An experiment in varied written assessment.

I used to (and still do) believe that the repetition of writing structures is crucial in a student’s ability to improve and and internalize organized literary analysis. I often assign the same structured essay three to four times a semester. While the students may roll their eyes by the fourth time I have repeated the exact same essay writing instructions, they ultimately tend to show growth and improvement through the repetition. I wondered….


Well, through discussions with my colleagues in the literature department, I came up with a two-pronged plan: 1. Repeat the analytical structure in small paragraph assignments throughout the semester and 2: Vary the final written assessments to provide increased options for creativity and voice.

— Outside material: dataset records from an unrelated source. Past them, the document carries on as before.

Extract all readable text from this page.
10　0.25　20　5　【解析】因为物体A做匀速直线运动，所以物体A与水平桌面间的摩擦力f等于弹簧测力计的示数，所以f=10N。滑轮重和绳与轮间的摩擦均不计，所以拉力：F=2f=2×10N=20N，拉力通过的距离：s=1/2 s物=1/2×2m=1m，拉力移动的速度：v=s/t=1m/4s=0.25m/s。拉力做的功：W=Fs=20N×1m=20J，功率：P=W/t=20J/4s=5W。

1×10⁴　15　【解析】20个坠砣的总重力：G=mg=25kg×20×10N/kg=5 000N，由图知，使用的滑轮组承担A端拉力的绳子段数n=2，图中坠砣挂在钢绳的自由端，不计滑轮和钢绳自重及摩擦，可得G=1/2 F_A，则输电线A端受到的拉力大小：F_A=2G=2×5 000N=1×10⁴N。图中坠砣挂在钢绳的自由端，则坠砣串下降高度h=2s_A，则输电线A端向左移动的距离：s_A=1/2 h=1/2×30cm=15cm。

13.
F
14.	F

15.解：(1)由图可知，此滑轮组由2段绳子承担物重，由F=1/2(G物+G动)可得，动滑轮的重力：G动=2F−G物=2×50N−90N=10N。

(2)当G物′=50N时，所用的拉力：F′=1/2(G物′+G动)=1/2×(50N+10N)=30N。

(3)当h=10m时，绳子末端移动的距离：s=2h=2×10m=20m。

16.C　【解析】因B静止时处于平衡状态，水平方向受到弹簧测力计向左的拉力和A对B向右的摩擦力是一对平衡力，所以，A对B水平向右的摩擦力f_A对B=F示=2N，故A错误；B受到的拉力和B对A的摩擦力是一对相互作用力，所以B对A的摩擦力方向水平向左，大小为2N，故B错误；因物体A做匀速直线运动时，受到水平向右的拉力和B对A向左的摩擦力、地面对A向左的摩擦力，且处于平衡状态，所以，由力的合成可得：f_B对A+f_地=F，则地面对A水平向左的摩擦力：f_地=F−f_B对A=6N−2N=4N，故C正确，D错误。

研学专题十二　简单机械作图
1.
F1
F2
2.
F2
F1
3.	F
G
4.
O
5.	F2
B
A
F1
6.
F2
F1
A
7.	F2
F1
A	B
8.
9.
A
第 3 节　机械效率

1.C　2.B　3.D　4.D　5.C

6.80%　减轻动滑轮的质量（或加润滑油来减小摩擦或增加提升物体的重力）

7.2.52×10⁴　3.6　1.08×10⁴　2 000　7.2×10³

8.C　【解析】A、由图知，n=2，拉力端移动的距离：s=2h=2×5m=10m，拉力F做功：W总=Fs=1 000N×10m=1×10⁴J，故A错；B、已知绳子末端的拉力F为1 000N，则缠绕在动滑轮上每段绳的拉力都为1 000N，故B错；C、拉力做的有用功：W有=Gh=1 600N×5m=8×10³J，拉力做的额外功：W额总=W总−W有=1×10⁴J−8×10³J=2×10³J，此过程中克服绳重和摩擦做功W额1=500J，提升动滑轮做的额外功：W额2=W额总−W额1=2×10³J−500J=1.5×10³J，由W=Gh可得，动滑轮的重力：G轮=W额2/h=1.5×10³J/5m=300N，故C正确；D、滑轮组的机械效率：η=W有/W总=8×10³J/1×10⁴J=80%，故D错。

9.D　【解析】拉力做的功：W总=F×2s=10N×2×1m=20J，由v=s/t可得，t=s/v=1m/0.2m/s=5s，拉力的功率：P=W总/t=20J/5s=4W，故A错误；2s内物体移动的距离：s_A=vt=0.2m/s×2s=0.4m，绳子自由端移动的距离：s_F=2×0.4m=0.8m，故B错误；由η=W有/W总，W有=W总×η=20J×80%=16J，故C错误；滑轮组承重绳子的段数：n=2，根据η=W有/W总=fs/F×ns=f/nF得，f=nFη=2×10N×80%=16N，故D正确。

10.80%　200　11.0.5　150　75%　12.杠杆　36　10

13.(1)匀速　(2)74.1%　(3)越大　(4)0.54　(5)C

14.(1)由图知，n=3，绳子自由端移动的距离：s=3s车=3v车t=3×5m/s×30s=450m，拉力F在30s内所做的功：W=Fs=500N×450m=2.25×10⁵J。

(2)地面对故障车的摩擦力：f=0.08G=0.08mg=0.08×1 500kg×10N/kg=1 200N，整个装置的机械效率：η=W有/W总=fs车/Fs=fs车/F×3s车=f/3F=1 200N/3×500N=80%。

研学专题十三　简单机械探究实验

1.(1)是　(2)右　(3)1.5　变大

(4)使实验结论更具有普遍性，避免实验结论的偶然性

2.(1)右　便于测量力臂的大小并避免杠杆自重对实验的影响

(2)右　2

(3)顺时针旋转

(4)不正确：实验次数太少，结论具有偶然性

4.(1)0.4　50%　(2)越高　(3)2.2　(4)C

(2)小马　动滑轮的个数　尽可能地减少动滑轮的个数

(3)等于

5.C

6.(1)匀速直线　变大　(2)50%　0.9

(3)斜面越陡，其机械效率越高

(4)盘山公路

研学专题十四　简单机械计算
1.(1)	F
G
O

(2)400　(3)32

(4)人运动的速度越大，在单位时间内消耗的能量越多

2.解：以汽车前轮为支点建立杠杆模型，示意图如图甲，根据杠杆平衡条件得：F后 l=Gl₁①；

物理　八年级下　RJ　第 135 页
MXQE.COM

The plan for the semester looks like this.

Project 1: Write the missing scene from Novel 1: Students will need to understand theme, characterization, plot, and the central messages of the text. Students will provide an analysis addendum in order to show how their scene demonstrates an analysis of these structures.

Project 2: In project 2 we are looking at the symbolic nature of the novel, The Kite Runner. Here I am providing the students with a creative or analytical choice. The secret is that the creative choice is STILL ANALYTICAL! Here are the two options.

Option A: Construct a new symbol and write an addendum to The Kite Runner three years later. (This will still show the understanding of symbolism, theme, characterization, and plot with a creative addendum)


Option B: Five paragraph literary analysis essay about symbolism and theme. This structure will allow for increased personal voice and use of first person reflections and thoughts in the introduction and conclusion. (Note: We have been looking at this style of writing in the book Beyond Literary Analysis by Allison Marchetti)

Project 3 is a combo approach for Edwidge Danticat’s novel, Breath, Eyes, Memory.

Three Body Paragraph analytical writing and three page double spaced dialogue. The idea here is to marry the consistent analytical paragraphs with a creative dialogue approach. This assignment will be differentiated so that some students will only need to do one or the other if they need to hone their skills or their IEP suggests that they will be more successful sticking to one style of writing.

Project 4: They will re-write the ending to a short story by one of the author’s they have analyzing. They will write in the style and voice of the author and keep the characterization the same.

So this is a lot! But I am hopeful. I think that the building blocks of analysis can be taught in the short repeatable analytical paragraphs and the voice, choice, and authenticity can be found in the longer assessments at the end of the units.

This is an experiment. It could have disastrous results but I am hopeful for an explosion of creativity and authenticity in the midst of rigorous and helpful English instruction.